What are elements of the field $\frac{\mathbb{F}_2[x,y]}{x^3-y^2+x+1}$? Is that polynomial irreducible?

Question

On a previous problem, I had the field $A=\mathbb{F}_3[x]$ and the polynomial $p(x)=x^3+x+1$, where that polynomial is reducible in $\mathbb{F}_3$, then I had $\frac{A}{p(x)}$ and I had to find its elements, which is easy knowing that $\frac{A}{p(x)}$ is isomorphic to $\frac{\mathbb{F}_3[x]}{x-1} \times \frac{\mathbb{F}_3[x]}{x^2 + x + 2}$. So now I've got this field $\frac{\mathbb{F}_2[x,y]}{x^3-y^2+x+1}$. And I need to conclude how would the previous problem change if now I worked with this new field, but I've got no clue on how to work with it since it works on two variables. Is the polynomial irreducible? How are its elements defined? Any help? I don't really need to do much, I just need to come to some conclusion.

Answer 1

Since $1=-1$ in $\mathbb{F}_2$, we can replace all the minus sings ($-$) by plus signs ($+$).

First we prove that the polynomial $p(x,y)=y^2+x^3+x+1\in\mathbb{F}_2[x,y]$ is irreducible. To do so, note that $\mathbb{F}_2[x,y]=(\mathbb{F}_2[x])[y]$, that is, we can see $p(x,y)$ as a polynomial in the indeterminate $y$ with coefficients in the ring $\mathbb{F}_2[x]$. As such, $p(x,y)$ is a polynomial of degree $2$ in $y$ so, if its is reducible, it must be either a product of a degree two and a degree zero polynomial in $y$ or a product of two polynomials of degree one in $y$. The former case is easy to rule out. In the latter we have $$ p(x,y)=(c(x)y+a(x))(d(x)y+b(x)), \quad a(x),b(x),c(x),d(x)\in\mathbb{F}_2[x]. $$ By comparing the coefficients of $y^2$ in both sides, you can conclude that $c(x)$ and $d(x)$ are units, and we can assume that both equal $1$. So we have $$ p(x,y)=(y+a(x))(y+b(x)). $$ Expanding this product, you obtain that $a(x)+b(x)=0$ and $a(x)b(x)=x^3+x+1$. But then $a(x)=b(x)$ (recall that $1=-1$ in $\mathbb{F}_2$), that is, $(a(x))^2 = x^3+x+1$. But this is impossible, since $(a(x))^2$ must have even degree, and $x^3+x+1$ has odd degree. This proves that $p(x,y)$ is irreducible.

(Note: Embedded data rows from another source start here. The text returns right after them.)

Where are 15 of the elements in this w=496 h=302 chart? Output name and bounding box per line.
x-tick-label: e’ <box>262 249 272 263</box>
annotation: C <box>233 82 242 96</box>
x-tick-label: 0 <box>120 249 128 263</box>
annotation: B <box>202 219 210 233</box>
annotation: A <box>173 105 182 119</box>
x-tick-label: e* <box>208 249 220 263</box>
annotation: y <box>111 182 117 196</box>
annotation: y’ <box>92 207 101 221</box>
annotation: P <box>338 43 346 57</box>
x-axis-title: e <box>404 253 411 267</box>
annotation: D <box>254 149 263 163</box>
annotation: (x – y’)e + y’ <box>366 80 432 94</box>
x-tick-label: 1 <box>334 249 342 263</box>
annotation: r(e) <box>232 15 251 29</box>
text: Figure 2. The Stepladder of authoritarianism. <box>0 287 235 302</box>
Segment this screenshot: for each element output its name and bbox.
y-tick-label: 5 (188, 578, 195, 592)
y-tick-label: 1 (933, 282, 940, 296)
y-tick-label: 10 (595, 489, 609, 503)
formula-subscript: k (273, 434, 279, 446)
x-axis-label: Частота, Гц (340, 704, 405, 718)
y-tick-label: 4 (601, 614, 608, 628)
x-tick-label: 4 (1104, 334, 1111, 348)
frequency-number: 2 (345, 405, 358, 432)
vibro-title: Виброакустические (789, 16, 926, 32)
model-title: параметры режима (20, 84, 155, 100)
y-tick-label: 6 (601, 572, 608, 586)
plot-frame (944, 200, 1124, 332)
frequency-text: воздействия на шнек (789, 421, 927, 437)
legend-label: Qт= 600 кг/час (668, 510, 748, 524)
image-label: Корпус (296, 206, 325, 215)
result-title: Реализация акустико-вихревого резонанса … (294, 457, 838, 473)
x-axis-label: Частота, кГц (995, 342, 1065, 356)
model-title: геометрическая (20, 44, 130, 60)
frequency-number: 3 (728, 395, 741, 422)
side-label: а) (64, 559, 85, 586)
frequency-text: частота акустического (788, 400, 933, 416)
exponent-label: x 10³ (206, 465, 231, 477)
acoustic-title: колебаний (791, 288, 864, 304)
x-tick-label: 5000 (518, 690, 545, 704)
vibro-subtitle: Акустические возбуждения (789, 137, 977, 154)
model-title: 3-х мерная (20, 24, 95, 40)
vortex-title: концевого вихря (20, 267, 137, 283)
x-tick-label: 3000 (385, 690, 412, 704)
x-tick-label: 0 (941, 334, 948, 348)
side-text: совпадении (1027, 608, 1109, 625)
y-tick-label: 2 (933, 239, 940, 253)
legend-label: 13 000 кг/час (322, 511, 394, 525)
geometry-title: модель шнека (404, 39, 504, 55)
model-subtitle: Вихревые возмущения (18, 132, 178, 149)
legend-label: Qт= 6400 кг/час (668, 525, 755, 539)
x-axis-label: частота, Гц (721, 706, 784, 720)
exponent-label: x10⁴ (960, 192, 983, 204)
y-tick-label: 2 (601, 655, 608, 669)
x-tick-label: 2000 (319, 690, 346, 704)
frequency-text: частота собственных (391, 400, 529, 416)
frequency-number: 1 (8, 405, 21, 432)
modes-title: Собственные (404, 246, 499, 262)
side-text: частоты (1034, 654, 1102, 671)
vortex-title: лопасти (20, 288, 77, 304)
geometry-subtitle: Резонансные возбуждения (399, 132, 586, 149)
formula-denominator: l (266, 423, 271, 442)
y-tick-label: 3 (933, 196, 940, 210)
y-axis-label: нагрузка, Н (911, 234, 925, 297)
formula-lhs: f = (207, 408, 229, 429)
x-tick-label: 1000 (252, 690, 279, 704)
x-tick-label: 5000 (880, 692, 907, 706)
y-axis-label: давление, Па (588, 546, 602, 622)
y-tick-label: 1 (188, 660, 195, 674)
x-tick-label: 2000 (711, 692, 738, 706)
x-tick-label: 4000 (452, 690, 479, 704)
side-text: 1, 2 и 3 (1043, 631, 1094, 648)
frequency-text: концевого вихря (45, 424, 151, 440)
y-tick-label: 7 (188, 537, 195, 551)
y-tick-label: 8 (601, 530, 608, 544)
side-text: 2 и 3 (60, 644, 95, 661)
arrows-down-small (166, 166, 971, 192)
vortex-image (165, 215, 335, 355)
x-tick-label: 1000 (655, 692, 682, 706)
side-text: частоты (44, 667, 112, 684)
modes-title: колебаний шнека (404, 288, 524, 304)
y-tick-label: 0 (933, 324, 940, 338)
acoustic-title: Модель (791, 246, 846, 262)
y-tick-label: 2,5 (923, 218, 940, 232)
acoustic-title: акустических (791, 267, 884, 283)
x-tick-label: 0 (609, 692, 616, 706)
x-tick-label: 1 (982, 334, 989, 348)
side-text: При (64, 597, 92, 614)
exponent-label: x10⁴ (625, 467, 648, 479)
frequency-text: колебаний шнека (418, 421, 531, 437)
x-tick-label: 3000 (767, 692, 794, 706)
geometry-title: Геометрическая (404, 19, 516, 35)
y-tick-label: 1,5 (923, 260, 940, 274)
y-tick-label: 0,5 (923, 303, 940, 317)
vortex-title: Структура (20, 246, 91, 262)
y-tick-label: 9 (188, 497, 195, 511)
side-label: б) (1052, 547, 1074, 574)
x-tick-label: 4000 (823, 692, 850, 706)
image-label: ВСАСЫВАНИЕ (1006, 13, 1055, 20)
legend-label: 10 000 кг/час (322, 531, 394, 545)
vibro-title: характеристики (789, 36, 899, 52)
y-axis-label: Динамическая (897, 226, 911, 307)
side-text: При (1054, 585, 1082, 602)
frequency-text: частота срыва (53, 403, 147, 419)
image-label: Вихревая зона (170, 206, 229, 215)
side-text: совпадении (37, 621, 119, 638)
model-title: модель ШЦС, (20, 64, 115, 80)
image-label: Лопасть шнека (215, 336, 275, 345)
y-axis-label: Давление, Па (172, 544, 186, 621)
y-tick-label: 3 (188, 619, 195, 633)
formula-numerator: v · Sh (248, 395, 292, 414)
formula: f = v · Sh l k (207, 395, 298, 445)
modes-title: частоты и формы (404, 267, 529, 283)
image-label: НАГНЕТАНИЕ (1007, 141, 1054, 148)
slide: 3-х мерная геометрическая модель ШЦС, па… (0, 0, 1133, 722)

Now, to describe the elements of $R=\mathbb{F}_2[x,y]/(p(x,y))$, you have already the answer in the comments. I just complement it (you must verify the details):

Let $\varphi:\mathbb{F}_2[x]\oplus\mathbb{F}_2[x]\to R$ be the $\mathbb{F}_2$-linear map given by $$ \varphi(a(x),b(x)) = a(x)+b(x)y + (p(x,y)). $$ Let $\psi':\mathbb{F}_2[x,y]\to \mathbb{F}_2[x]\oplus\mathbb{F}_2[x]$ defined by $$ \sum a_i(x)y^{i}\mapsto \left( \sum a_{2i}(x)(x^3+x+1)^{i},\sum a_{2i+1}(x)(x^3+x+1)^{i} \right). $$ Note that $(p(x,y))$ is contained in the kernel of $\psi'$ so this induces a $\mathbb{F}_2$-linear map $\psi:R\to \mathbb{F}_2[x]\oplus\mathbb{F}_2[x]$. After a simple calculation, you can show that $\varphi$ and $\psi$ are mutually inverse linear maps, so that $R$ is isomorphic, as a vector space, to $\mathbb{F}_2[x]\oplus\mathbb{F}_2[x]$. Under this isomorphism, the pair $(a(x),b(x))\in \mathbb{F}_2[x]\oplus\mathbb{F}_2[x]$ corresponds to $a(x)+b(x)y+(p(x,y))$. Thus, if we write $\overline{x}$ and $\overline{y}$ to denote the image of $x$ and $y$ in $R$, respectively, we see that the elements of $R$ are all of the form $a(\overline{x})+b(\overline{x})\overline{y}$ for $a(x),b(x)\in \mathbb{F}_2[x]$.